An unsupervised convolutional neural network-based algorithm for deformable image registration.

The purpose of the work is to develop a deep unsupervised learning strategy for cone-beam CT (CBCT) to CT deformable image registration (DIR). This technique uses a deep convolutional inverse graphics network (DCIGN) based DIR algorithm implemented on 2 Nvidia 1080 Ti graphics processing units. The model is comprised of an encoding and decoding stage. The fully-convolutional encoding stage learns hierarchical features and simultaneously forms an information bottleneck, while the decoding stage restores the original dimensionality of the input image. Activations from the encoding stage are used as the input channels to a sparse DIR algorithm.

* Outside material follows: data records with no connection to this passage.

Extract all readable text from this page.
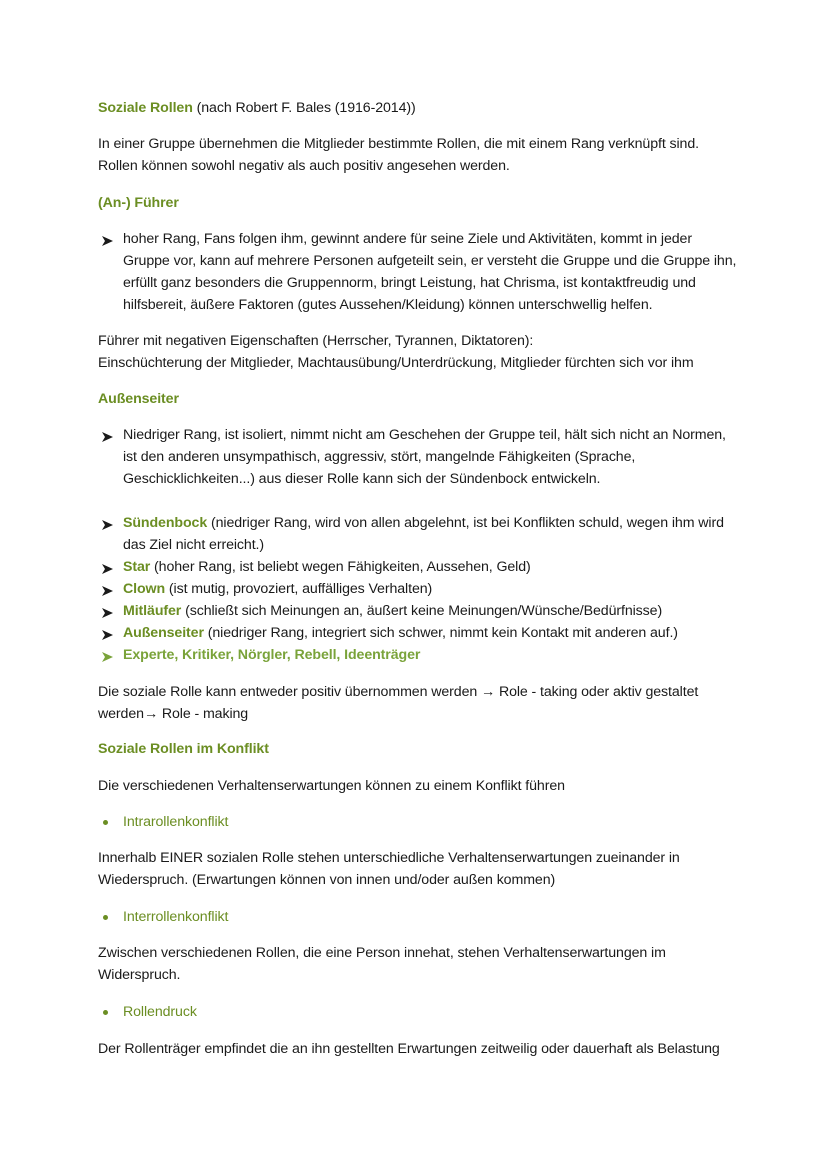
Soziale Rollen (nach Robert F. Bales (1916-2014))
In einer Gruppe übernehmen die Mitglieder bestimmte Rollen, die mit einem Rang verknüpft sind.
Rollen können sowohl negativ als auch positiv angesehen werden.
(An-) Führer
hoher Rang, Fans folgen ihm, gewinnt andere für seine Ziele und Aktivitäten, kommt in jeder
Gruppe vor, kann auf mehrere Personen aufgeteilt sein, er versteht die Gruppe und die Gruppe ihn,
erfüllt ganz besonders die Gruppennorm, bringt Leistung, hat Chrisma, ist kontaktfreudig und
hilfsbereit, äußere Faktoren (gutes Aussehen/Kleidung) können unterschwellig helfen.
Führer mit negativen Eigenschaften (Herrscher, Tyrannen, Diktatoren):
Einschüchterung der Mitglieder, Machtausübung/Unterdrückung, Mitglieder fürchten sich vor ihm
Außenseiter
Niedriger Rang, ist isoliert, nimmt nicht am Geschehen der Gruppe teil, hält sich nicht an Normen,
ist den anderen unsympathisch, aggressiv, stört, mangelnde Fähigkeiten (Sprache,
Geschicklichkeiten...) aus dieser Rolle kann sich der Sündenbock entwickeln.
Sündenbock (niedriger Rang, wird von allen abgelehnt, ist bei Konflikten schuld, wegen ihm wird
das Ziel nicht erreicht.)
Star (hoher Rang, ist beliebt wegen Fähigkeiten, Aussehen, Geld)
Clown (ist mutig, provoziert, auffälliges Verhalten)
Mitläufer (schließt sich Meinungen an, äußert keine Meinungen/Wünsche/Bedürfnisse)
Außenseiter (niedriger Rang, integriert sich schwer, nimmt kein Kontakt mit anderen auf.)
Experte, Kritiker, Nörgler, Rebell, Ideenträger
Die soziale Rolle kann entweder positiv übernommen werden → Role - taking oder aktiv gestaltet
werden→ Role - making
Soziale Rollen im Konflikt
Die verschiedenen Verhaltenserwartungen können zu einem Konflikt führen
Intrarollenkonflikt
Innerhalb EINER sozialen Rolle stehen unterschiedliche Verhaltenserwartungen zueinander in
Wiederspruch. (Erwartungen können von innen und/oder außen kommen)
Interrollenkonflikt
Zwischen verschiedenen Rollen, die eine Person innehat, stehen Verhaltenserwartungen im
Widerspruch.
Rollendruck
Der Rollenträger empfindet die an ihn gestellten Erwartungen zeitweilig oder dauerhaft als Belastung
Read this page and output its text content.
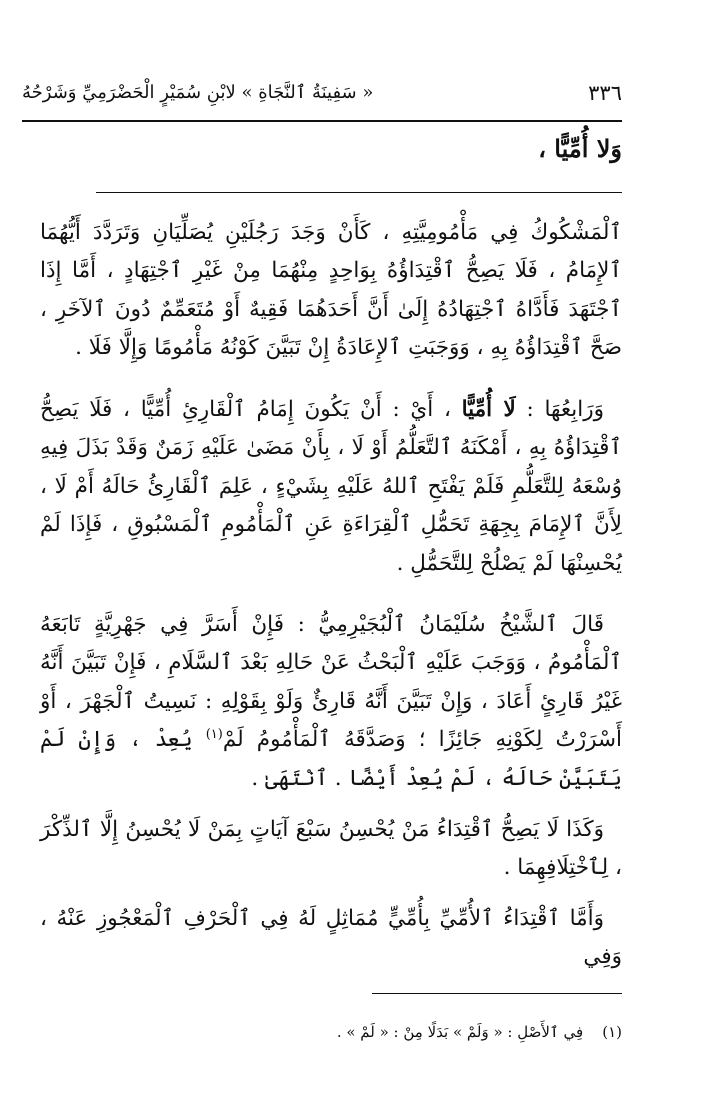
٣٣٦
« سَفِينَةُ ٱلنَّجَاةِ » لابْنِ سُمَيْرٍ الْحَضْرَمِيِّ وَشَرْحُهُ
وَلا أُمِّيًّا ،

ٱلْمَشْكُوكُ فِي مَأْمُومِيَّتِهِ ، كَأَنْ وَجَدَ رَجُلَيْنِ يُصَلِّيَانِ وَتَرَدَّدَ أَيُّهُمَا ٱلإِمَامُ ، فَلَا يَصِحُّ ٱقْتِدَاؤُهُ بِوَاحِدٍ مِنْهُمَا مِنْ غَيْرِ ٱجْتِهَادٍ ، أَمَّا إِذَا ٱجْتَهَدَ فَأَدَّاهُ ٱجْتِهَادُهُ إِلَىٰ أَنَّ أَحَدَهُمَا فَقِيهٌ أَوْ مُتَعَمِّمٌ دُونَ ٱلآخَرِ ، صَحَّ ٱقْتِدَاؤُهُ بِهِ ، وَوَجَبَتِ ٱلإِعَادَةُ إِنْ تَبَيَّنَ كَوْنُهُ مَأْمُومًا وَإِلَّا فَلَا .

وَرَابِعُهَا : لَا أُمِّيًّا ، أَيْ : أَنْ يَكُونَ إِمَامُ ٱلْقَارِئِ أُمِّيًّا ، فَلَا يَصِحُّ ٱقْتِدَاؤُهُ بِهِ ، أَمْكَنَهُ ٱلتَّعَلُّمُ أَوْ لَا ، بِأَنْ مَضَىٰ عَلَيْهِ زَمَنٌ وَقَدْ بَذَلَ فِيهِ وُسْعَهُ لِلتَّعَلُّمِ فَلَمْ يَفْتَحِ ٱللهُ عَلَيْهِ بِشَيْءٍ ، عَلِمَ ٱلْقَارِئُ حَالَهُ أَمْ لَا ، لِأَنَّ ٱلإِمَامَ بِجِهَةِ تَحَمُّلِ ٱلْقِرَاءَةِ عَنِ ٱلْمَأْمُومِ ٱلْمَسْبُوقِ ، فَإِذَا لَمْ يُحْسِنْهَا لَمْ يَصْلُحْ لِلتَّحَمُّلِ .

قَالَ ٱلشَّيْخُ سُلَيْمَانُ ٱلْبُجَيْرِمِيُّ : فَإِنْ أَسَرَّ فِي جَهْرِيَّةٍ تَابَعَهُ ٱلْمَأْمُومُ ، وَوَجَبَ عَلَيْهِ ٱلْبَحْثُ عَنْ حَالِهِ بَعْدَ ٱلسَّلَامِ ، فَإِنْ تَبَيَّنَ أَنَّهُ غَيْرُ قَارِئٍ أَعَادَ ، وَإِنْ تَبَيَّنَ أَنَّهُ قَارِئٌ وَلَوْ بِقَوْلِهِ : نَسِيتُ ٱلْجَهْرَ ، أَوْ أَسْرَرْتُ لِكَوْنِهِ جَائِزًا ؛ وَصَدَّقَهُ ٱلْمَأْمُومُ لَمْ$^{(١)}$ يُعِدْ ، وَإِنْ لَمْ يَتَبَيَّنْ حَالَهُ ، لَمْ يُعِدْ أَيْضًا . ٱنْتَهَىٰ .

وَكَذَا لَا يَصِحُّ ٱقْتِدَاءُ مَنْ يُحْسِنُ سَبْعَ آيَاتٍ بِمَنْ لَا يُحْسِنُ إِلَّا ٱلذِّكْرَ ، لِٱخْتِلَافِهِمَا .

وَأَمَّا ٱقْتِدَاءُ ٱلأُمِّيِّ بِأُمِّيٍّ مُمَاثِلٍ لَهُ فِي ٱلْحَرْفِ ٱلْمَعْجُوزِ عَنْهُ ، وَفِي

(١)    فِي ٱلأَصْلِ : « وَلَمْ » بَدَلًا مِنْ : « لَمْ » .
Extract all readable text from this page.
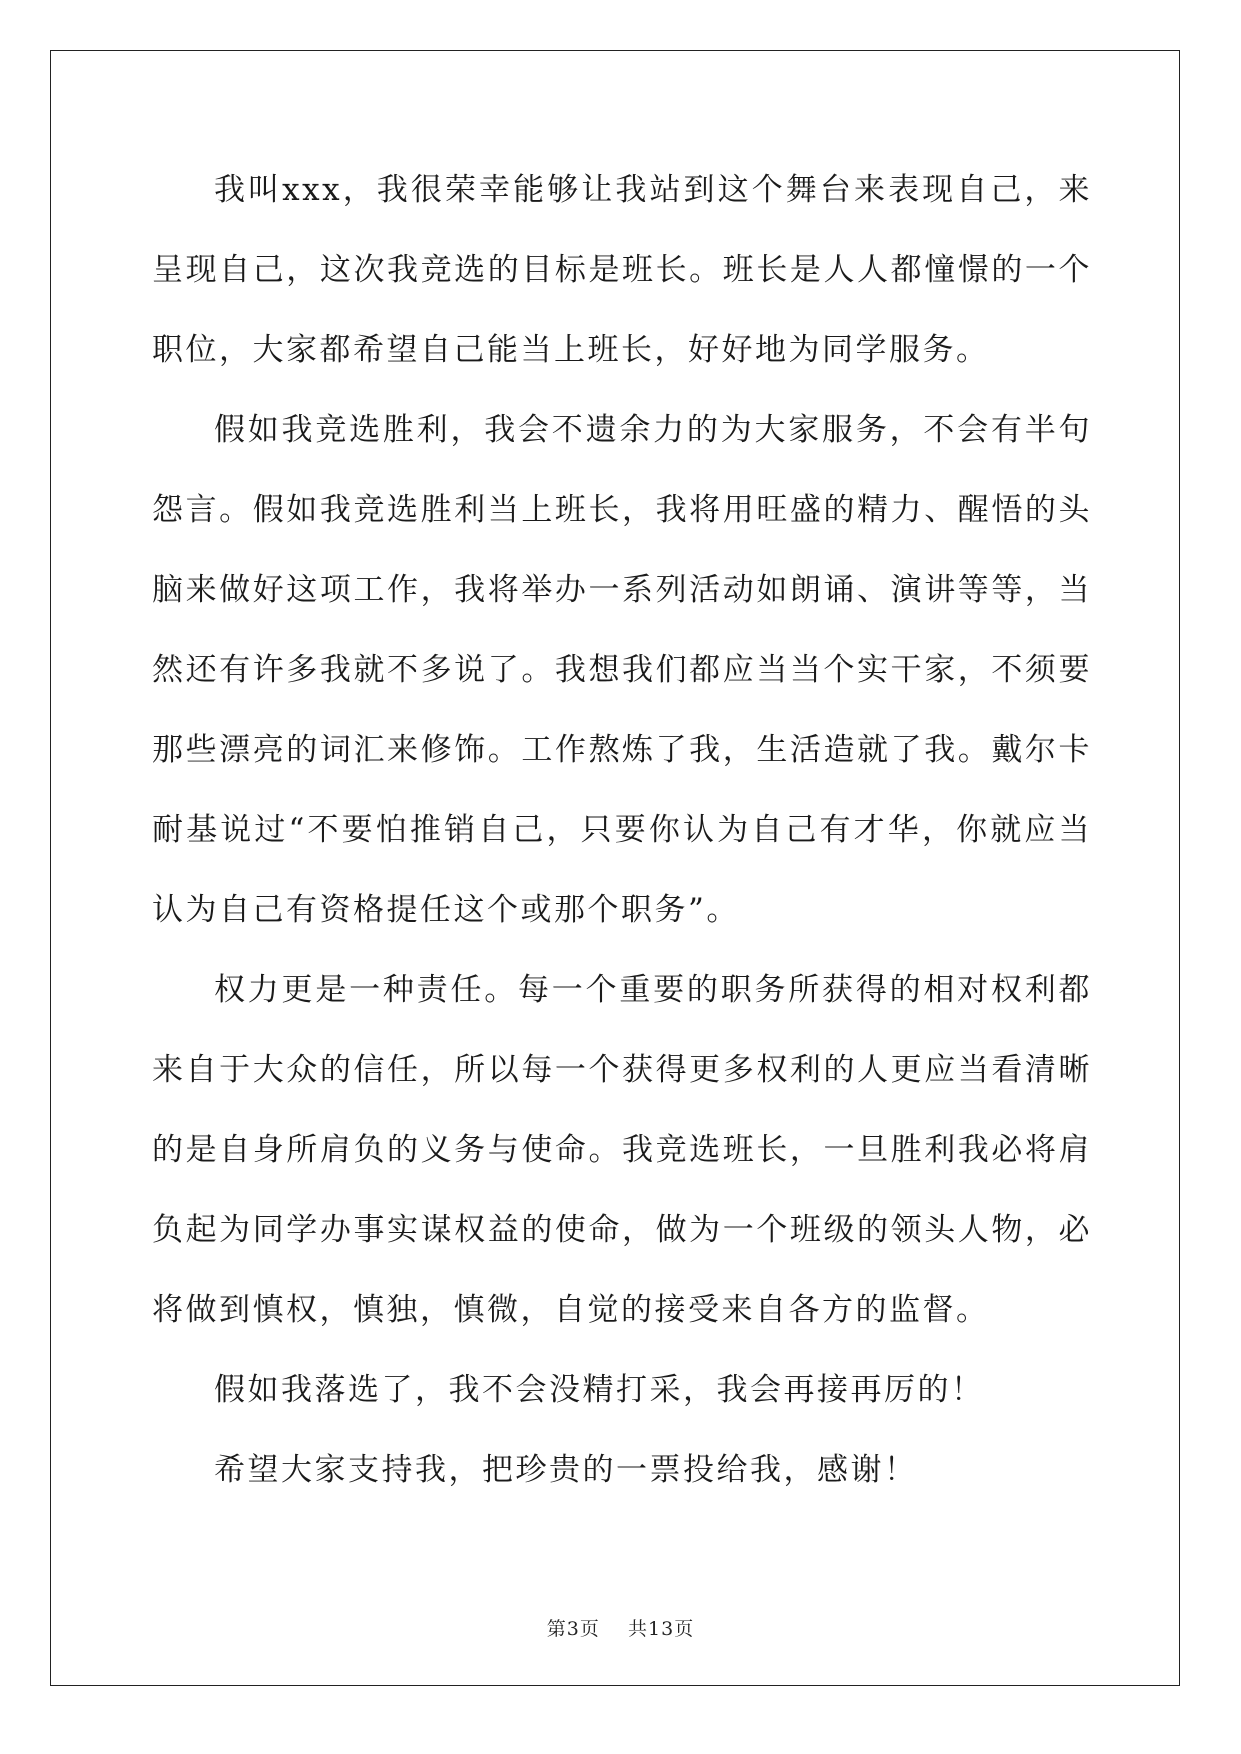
我叫xxx，我很荣幸能够让我站到这个舞台来表现自己，来呈现自己，这次我竞选的目标是班长。班长是人人都憧憬的一个职位，大家都希望自己能当上班长，好好地为同学服务。

假如我竞选胜利，我会不遗余力的为大家服务，不会有半句怨言。假如我竞选胜利当上班长，我将用旺盛的精力、醒悟的头脑来做好这项工作，我将举办一系列活动如朗诵、演讲等等，当然还有许多我就不多说了。我想我们都应当当个实干家，不须要那些漂亮的词汇来修饰。工作熬炼了我，生活造就了我。戴尔卡耐基说过“不要怕推销自己，只要你认为自己有才华，你就应当认为自己有资格提任这个或那个职务”。

权力更是一种责任。每一个重要的职务所获得的相对权利都来自于大众的信任，所以每一个获得更多权利的人更应当看清晰的是自身所肩负的义务与使命。我竞选班长，一旦胜利我必将肩负起为同学办事实谋权益的使命，做为一个班级的领头人物，必将做到慎权，慎独，慎微，自觉的接受来自各方的监督。

假如我落选了，我不会没精打采，我会再接再厉的！

希望大家支持我，把珍贵的一票投给我，感谢！

第3页 共13页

DCIGN was trained using a distributive learning-based convolutional neural network architecture and used 285 head and neck patients to train, validate, and test the algorithm. The accuracy of the DCIGN algorithm was evaluated on 100 synthetic cases and 12 hold out test patient cases. The results indicate that DCIGN performed better than rigid registration, intensity corrected Demons, and landmark-guided deformable image registration for all evaluation metrics. DCIGN required ~14 hours to train, and ~3.5 seconds to make a prediction on a 512 x 512 x 120 voxel image. In conclusion, DCIGN is able to maintain high accuracy in the presence of CBCT noise contamination, while simultaneously preserving high computational efficiency.